Country music star Reba McEntire, right, chats with her son Shelby Blackstock before the Continental Tire Sports Car Challenge auto race at Barber Motorsports Park on Saturday, March 31, 2012, in Birmingham, Ala.

McEntire with son Shelby — Butch Dill/AP Photo

When tragedy struck in 1991, keeping busy helped her cope. A chartered plane carrying eight members of her road band crashed near San Diego, killing all. "She grieved like she had lost family," recalls Davis, who was part of her group at the time. But McEntire is enormously resilient. "She's a very disciplined woman," Davis adds. She assembled another band, dedicated her next album, For My Broken Heart, to her late fellow musicians and headed back out on the road.

Two years later McEntire unexpectedly veered in another direction. She'd always had a hankering to act, and in 1995 she played Annie Oakley in the TV movie Buffalo Girls. The role was a natural. "You don't want to be on her bad side," jokes Davis. "You know that shotgun? We used to do a lot of trap shooting, and she can hold her own when it comes to protecting herself."
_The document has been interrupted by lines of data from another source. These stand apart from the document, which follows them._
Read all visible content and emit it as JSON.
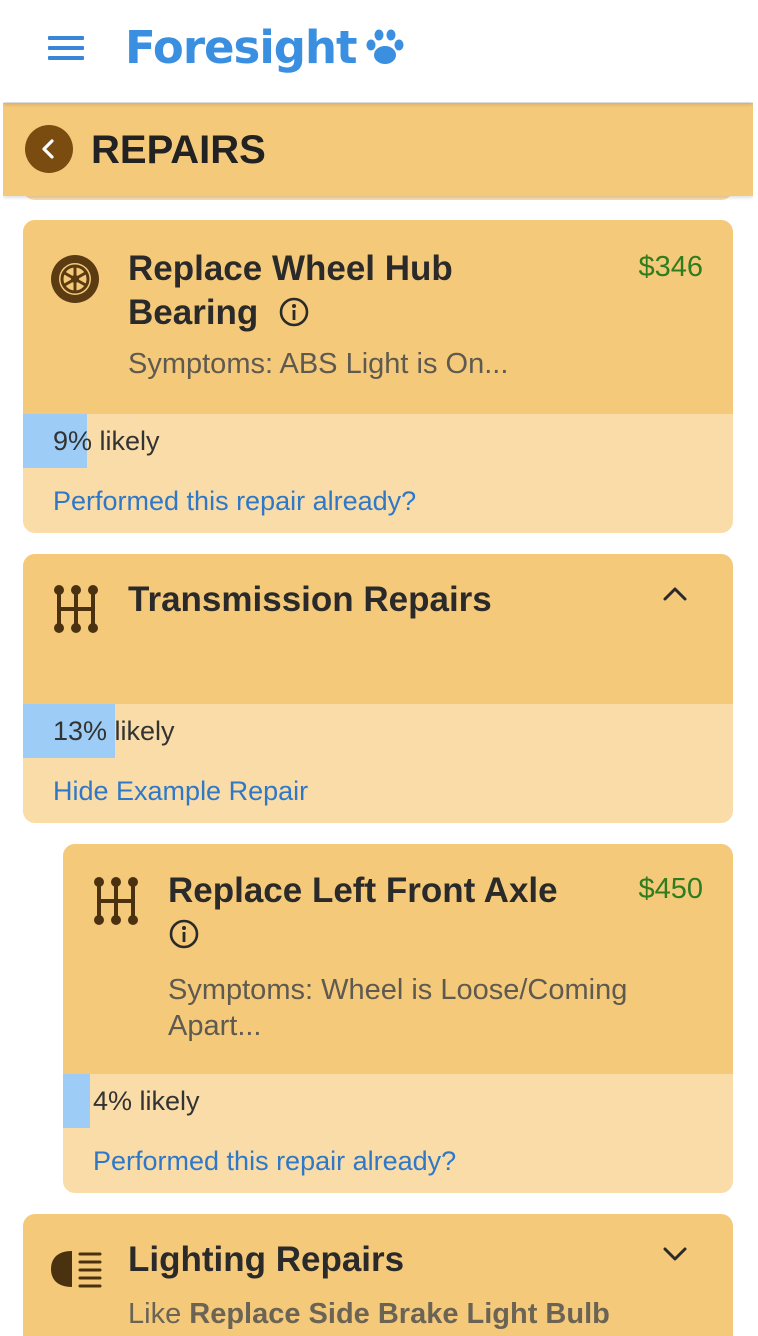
{
  "header": {
    "logo_text": "Foresight",
    "brand_color": "#3a8fe0"
  },
  "subheader": {
    "title": "REPAIRS",
    "background": "#f5c97a"
  },
  "cards": [
    {
      "icon": "wheel-icon",
      "title_line1": "Replace Wheel Hub",
      "title_line2": "Bearing",
      "price": "$346",
      "symptoms": "Symptoms: ABS Light is On...",
      "likelihood_percent": 9,
      "likelihood_text": "9% likely",
      "link": "Performed this repair already?"
    },
    {
      "icon": "gear-shift-icon",
      "title": "Transmission Repairs",
      "expanded": true,
      "likelihood_percent": 13,
      "likelihood_text": "13% likely",
      "link": "Hide Example Repair",
      "example_repair": {
        "icon": "gear-shift-icon",
        "title": "Replace Left Front Axle",
        "price": "$450",
        "symptoms_line1": "Symptoms: Wheel is Loose/Coming",
        "symptoms_line2": "Apart...",
        "likelihood_percent": 4,
        "likelihood_text": "4% likely",
        "link": "Performed this repair already?"
      }
    },
    {
      "icon": "headlight-icon",
      "title": "Lighting Repairs",
      "expanded": false,
      "like_prefix": "Like ",
      "like_repair": "Replace Side Brake Light Bulb"
    }
  ]
}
Still, almost no one was prepared for McEntire's theatrical incarnation of the famed sharpshooter in 2001's Broadway revival of Annie Get Your GunDeclared the New York Times: "Without qualification the best performance by an actress in a musical comedy this season." It was her first play.

"People said, 'Weren't you scared you were going to fail?'" McEntire remembers. "I'm not afraid of failure. I just want to try things. If they don't work out, I'll do something else."

Shelby was 11 at the time, and McEntire and Blackstock assumed he'd eventually follow his older brother, Brandon, who manages country singer Blake Shelton, into the business. But later, when Shelby was struggling with his grades in college, he made a deal with his mother: If he finished the year strong, she would send him to the Bob Bondurant School of High Performance Driving. The bet paid off. In another two years, he became a professional driver, racing in the Grand-Am series in Daytona and Indianapolis.

McEntire tries to arrange her schedule around his races. "When I found out I had interviews in L.A. the day he was running Indianapolis, I almost cried," she says. She suffers from some nerves as well. "You never quit worrying about your children."

Now a grandmother to five, McEntire plans to spend family time at her farm outside of Nashville for the holidays. Often, even in the middle of work, she and Blackstock will gather the whole brood and take off somewhere. "Narvel will go, 'OK, we've got three days; where do you want to go?' We keep it interesting."

So it's no wonder that McEntire says, "I love what I'm doing, and I love me in my skin. Of course, I'm still trying to figure out how to fix my hair, because I never learned that as a kid." She laughs. She keeps a bucket list: performing on Broadway again, traveling, and saddling up for a trail ride with her country music singing mentor, Red Steagall. And while she'd rather sleep in a hotel than under the stars, when asked to write the headline of her life right now, she offers a puckish grin and says, "I am a very grateful happy camper."